ARDMORE, OKLA. — As part of the Metrics, Management, and Monitoring: An Investigation of Pasture and Rangeland Soil Health and its Drivers, also known as the 3M project, Noble Research Institute LLC has begun field work on a $19 million research initiative. The project will help farmers better understand how soil health can impact grazing and benefit the producer.

Noble, Michigan State University, University of Wyoming, Colorado State University and Quanterra Systems researchers are collecting soil samples, performing water infiltration tests, assembling energy flux monitoring towers and measuring vegetation at participating sites.

Researchers initially gathered field samplings in southern Oklahoma in April, with a second round of sampling at the end of June. Field sampling will also take place at Michigan and Wyoming farms.

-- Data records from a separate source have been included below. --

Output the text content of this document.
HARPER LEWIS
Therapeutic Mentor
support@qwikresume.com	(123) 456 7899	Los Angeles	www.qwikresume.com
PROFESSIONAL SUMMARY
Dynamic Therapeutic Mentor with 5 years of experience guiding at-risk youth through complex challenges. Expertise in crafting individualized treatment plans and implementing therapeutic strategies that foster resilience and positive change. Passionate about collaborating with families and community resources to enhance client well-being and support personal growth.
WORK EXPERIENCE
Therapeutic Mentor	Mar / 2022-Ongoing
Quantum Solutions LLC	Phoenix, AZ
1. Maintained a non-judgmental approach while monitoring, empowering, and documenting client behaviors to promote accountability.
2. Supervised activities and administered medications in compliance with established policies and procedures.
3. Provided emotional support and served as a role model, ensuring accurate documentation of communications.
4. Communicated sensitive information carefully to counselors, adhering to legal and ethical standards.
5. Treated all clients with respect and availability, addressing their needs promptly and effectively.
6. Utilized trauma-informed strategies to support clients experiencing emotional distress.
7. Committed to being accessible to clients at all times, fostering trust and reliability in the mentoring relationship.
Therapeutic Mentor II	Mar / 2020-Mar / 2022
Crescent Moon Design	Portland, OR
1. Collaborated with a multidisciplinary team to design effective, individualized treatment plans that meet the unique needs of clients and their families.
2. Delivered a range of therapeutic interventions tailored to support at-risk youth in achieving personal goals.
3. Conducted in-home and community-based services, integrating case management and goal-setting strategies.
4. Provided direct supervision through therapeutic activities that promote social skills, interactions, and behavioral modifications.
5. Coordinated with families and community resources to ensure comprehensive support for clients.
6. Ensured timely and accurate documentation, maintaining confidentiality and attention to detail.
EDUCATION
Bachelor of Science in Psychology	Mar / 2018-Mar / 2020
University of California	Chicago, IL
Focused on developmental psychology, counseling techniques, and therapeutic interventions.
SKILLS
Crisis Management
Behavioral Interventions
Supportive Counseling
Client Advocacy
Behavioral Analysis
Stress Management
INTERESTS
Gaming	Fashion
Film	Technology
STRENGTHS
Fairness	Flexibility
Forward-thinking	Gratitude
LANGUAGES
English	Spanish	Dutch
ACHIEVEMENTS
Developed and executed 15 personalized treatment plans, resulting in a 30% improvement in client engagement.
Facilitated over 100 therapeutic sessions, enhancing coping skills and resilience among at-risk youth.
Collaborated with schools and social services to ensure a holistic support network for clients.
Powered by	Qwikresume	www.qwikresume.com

“To see our team in action and all our planning come together is exciting,” said Jason Rowntree, professor of the C.S. Mott Endowed Chair of Sustainable Agriculture at Michigan State and project co-lead. “To actually be out there in the field and scaling up — it’s rewarding to know that what we’re doing could have global impact on ranchers.”

Field sampling is only the first part of the project, Noble said. The entire initiative will span six years.

“Farmers and ranchers will directly benefit from this project, and they will also be actively involved,” said Isabella C. F. Maciel, systems researcher at Noble and project co-lead. “Next year, we look forward to taking similar measurements at 60 producer-owned/managed sites located across Oklahoma, Texas, Colorado, Wyoming and Michigan.”